Production Best Practices

Running Motor in production requires attention to connection pool sizing, document validation, and monitoring. MongoDB's server-side schema validation (JSON Schema) prevents invalid documents from ever reaching the database. Setting maxPoolSize to match your concurrency level avoids connection exhaustion, and enabling retryWrites in the connection string automatically handles transient write failures on replica set elections.

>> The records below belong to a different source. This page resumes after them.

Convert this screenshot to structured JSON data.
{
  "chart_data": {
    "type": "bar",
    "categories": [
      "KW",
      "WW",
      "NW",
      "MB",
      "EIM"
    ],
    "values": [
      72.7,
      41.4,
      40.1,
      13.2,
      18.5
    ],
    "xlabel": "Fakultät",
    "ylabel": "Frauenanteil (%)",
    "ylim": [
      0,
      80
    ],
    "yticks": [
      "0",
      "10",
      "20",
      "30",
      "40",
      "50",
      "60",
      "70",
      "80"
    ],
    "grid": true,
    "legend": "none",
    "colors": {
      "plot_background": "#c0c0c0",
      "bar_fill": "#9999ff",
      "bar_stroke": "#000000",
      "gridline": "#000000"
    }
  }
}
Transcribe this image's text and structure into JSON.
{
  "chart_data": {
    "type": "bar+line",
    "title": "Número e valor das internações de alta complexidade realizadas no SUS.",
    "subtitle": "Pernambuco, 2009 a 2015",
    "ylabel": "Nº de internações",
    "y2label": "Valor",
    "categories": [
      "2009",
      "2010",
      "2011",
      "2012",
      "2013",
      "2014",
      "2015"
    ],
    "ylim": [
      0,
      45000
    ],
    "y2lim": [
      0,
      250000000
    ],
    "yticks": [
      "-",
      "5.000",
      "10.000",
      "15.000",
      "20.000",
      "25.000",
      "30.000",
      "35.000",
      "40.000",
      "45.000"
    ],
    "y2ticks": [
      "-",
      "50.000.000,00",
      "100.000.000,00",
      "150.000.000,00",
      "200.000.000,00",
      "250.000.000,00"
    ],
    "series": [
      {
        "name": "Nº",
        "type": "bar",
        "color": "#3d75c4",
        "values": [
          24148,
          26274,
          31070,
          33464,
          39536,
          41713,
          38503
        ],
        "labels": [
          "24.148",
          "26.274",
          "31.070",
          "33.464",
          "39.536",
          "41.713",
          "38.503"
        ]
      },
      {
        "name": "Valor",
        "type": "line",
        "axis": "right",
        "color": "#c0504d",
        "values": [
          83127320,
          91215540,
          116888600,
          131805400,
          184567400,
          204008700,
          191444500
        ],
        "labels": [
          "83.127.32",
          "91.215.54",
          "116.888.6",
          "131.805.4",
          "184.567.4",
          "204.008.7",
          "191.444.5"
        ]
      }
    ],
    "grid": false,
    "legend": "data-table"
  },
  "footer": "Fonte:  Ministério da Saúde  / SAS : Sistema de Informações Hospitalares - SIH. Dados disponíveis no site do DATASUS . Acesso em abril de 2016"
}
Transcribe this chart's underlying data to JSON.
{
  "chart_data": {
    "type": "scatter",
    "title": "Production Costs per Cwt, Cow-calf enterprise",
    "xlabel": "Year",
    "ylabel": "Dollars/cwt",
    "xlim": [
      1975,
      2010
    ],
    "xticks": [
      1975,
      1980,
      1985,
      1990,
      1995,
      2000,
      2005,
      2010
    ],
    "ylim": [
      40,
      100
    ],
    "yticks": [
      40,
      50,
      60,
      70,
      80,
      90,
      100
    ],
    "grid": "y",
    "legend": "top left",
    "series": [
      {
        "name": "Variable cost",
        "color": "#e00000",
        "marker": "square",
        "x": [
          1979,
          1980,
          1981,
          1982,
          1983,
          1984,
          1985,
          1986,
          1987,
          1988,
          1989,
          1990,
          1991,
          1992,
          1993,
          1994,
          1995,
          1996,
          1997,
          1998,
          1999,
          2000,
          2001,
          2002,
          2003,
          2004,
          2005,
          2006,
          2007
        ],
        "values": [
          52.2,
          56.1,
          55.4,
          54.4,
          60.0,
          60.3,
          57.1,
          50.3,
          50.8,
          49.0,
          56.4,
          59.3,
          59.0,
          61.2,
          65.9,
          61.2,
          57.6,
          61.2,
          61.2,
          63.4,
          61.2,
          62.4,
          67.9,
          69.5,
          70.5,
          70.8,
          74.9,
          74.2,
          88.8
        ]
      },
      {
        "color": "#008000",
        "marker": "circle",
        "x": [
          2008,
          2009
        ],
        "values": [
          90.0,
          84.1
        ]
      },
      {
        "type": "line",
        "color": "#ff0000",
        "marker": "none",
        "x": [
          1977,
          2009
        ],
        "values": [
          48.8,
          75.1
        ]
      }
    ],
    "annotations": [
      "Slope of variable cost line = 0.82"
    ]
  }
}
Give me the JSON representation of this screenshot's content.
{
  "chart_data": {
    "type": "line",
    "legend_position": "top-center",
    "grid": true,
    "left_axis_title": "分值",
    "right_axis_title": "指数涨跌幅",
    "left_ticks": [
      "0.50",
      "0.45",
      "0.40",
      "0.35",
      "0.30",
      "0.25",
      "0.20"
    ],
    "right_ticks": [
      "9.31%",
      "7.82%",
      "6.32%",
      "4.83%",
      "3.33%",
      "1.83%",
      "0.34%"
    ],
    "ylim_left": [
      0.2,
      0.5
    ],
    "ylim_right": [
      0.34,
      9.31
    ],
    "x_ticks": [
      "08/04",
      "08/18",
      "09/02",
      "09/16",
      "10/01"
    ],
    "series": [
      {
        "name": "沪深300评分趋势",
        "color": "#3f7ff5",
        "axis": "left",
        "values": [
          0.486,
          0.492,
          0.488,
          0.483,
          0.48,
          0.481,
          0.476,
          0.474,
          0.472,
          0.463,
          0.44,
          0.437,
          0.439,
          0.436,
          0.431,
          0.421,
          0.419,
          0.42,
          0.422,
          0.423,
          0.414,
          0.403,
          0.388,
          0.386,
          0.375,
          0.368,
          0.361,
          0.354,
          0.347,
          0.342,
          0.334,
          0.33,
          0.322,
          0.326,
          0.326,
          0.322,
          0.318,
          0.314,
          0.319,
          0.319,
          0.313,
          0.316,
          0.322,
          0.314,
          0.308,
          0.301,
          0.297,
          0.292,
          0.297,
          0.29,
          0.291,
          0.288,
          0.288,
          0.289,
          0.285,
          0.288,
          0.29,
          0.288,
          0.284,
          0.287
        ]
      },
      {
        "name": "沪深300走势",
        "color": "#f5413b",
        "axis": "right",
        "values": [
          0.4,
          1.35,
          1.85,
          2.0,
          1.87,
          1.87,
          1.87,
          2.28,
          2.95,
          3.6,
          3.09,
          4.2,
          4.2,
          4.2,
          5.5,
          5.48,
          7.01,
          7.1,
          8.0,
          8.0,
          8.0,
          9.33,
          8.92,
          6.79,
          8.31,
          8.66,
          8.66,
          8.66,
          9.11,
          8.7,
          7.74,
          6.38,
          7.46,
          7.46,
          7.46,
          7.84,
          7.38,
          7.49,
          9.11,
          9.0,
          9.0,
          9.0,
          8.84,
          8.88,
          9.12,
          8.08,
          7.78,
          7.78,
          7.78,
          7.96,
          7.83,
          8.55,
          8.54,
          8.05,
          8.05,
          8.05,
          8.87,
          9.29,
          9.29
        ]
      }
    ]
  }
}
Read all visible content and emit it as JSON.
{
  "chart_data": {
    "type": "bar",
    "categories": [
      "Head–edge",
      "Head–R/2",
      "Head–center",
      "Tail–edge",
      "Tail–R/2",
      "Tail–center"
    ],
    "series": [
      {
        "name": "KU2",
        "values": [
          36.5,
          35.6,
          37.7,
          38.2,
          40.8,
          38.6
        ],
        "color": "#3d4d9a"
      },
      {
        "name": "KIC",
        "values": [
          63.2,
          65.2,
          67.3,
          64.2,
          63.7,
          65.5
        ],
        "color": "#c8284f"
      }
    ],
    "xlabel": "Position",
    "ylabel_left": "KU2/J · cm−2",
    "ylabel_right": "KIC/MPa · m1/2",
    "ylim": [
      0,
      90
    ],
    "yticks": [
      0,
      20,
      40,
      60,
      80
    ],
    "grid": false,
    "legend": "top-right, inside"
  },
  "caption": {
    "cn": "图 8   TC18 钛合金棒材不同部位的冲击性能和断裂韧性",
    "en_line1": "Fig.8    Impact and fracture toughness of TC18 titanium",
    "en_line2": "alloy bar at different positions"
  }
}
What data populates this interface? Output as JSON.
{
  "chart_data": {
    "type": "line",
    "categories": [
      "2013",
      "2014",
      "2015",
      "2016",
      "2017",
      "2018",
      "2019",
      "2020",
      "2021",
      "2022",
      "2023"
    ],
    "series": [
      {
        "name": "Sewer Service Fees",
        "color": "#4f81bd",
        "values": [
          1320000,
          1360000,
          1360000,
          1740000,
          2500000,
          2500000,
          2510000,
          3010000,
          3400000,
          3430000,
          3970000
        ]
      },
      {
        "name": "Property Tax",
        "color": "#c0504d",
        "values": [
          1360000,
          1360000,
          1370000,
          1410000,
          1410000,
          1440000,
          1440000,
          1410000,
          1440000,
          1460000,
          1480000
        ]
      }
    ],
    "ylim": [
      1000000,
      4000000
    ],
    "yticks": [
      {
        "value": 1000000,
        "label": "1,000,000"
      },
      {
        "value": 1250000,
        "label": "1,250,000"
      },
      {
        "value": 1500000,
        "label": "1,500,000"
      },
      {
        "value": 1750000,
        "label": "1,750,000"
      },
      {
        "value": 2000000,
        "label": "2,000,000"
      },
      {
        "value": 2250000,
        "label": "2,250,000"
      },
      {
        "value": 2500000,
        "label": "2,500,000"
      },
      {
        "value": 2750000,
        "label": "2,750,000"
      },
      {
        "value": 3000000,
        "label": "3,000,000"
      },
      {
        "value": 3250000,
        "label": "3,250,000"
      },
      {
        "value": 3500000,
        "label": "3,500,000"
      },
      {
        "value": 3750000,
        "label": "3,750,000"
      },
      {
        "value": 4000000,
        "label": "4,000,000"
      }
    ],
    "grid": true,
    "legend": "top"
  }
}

async def setup_collection_validation():
    """Add server-side JSON Schema validation to a collection."""
    validator = {
        "$jsonSchema": {
            "bsonType": "object",
            "required": ["name", "email", "created_at"],
            "properties": {
                "name": {"bsonType": "string", "minLength": 1},
                "email": {"bsonType": "string", "pattern": r"^[^@]+@[^@]+\.[^@]+$"},
                "active": {"bsonType": "bool"},
            }
        }
    }
    await db.command({
        "collMod": "users",
        "validator": validator,
        "validationLevel": "moderate",  # only validate new/updated docs
    })

# Projection — never fetch fields you don't need
async def get_user_email_only(user_id: str):
    return await users.find_one(
        {"_id": ObjectId(user_id)},
        projection={"email": 1, "_id": 0}  # only return email field
    )

# Bulk operations for high-throughput writes
from pymongo import InsertOne, UpdateOne, DeleteOne

async def bulk_upsert(records: list[dict]):
    operations = [
        UpdateOne(
            {"email": r["email"]},
            {"$set": r, "$setOnInsert": {"created_at": datetime.now(timezone.utc)}},
            upsert=True,
        )
        for r in records
    ]
    result = await users.bulk_write(operations, ordered=False)
    return {"upserted": result.upserted_count, "modified": result.modified_count}
Monitoring: Enable MongoDB's built-in command monitoring with Motor's event listeners to log slow queries. Set the slow query threshold in your Atlas cluster to 100ms and review the Atlas Performance Advisor weekly for index recommendations.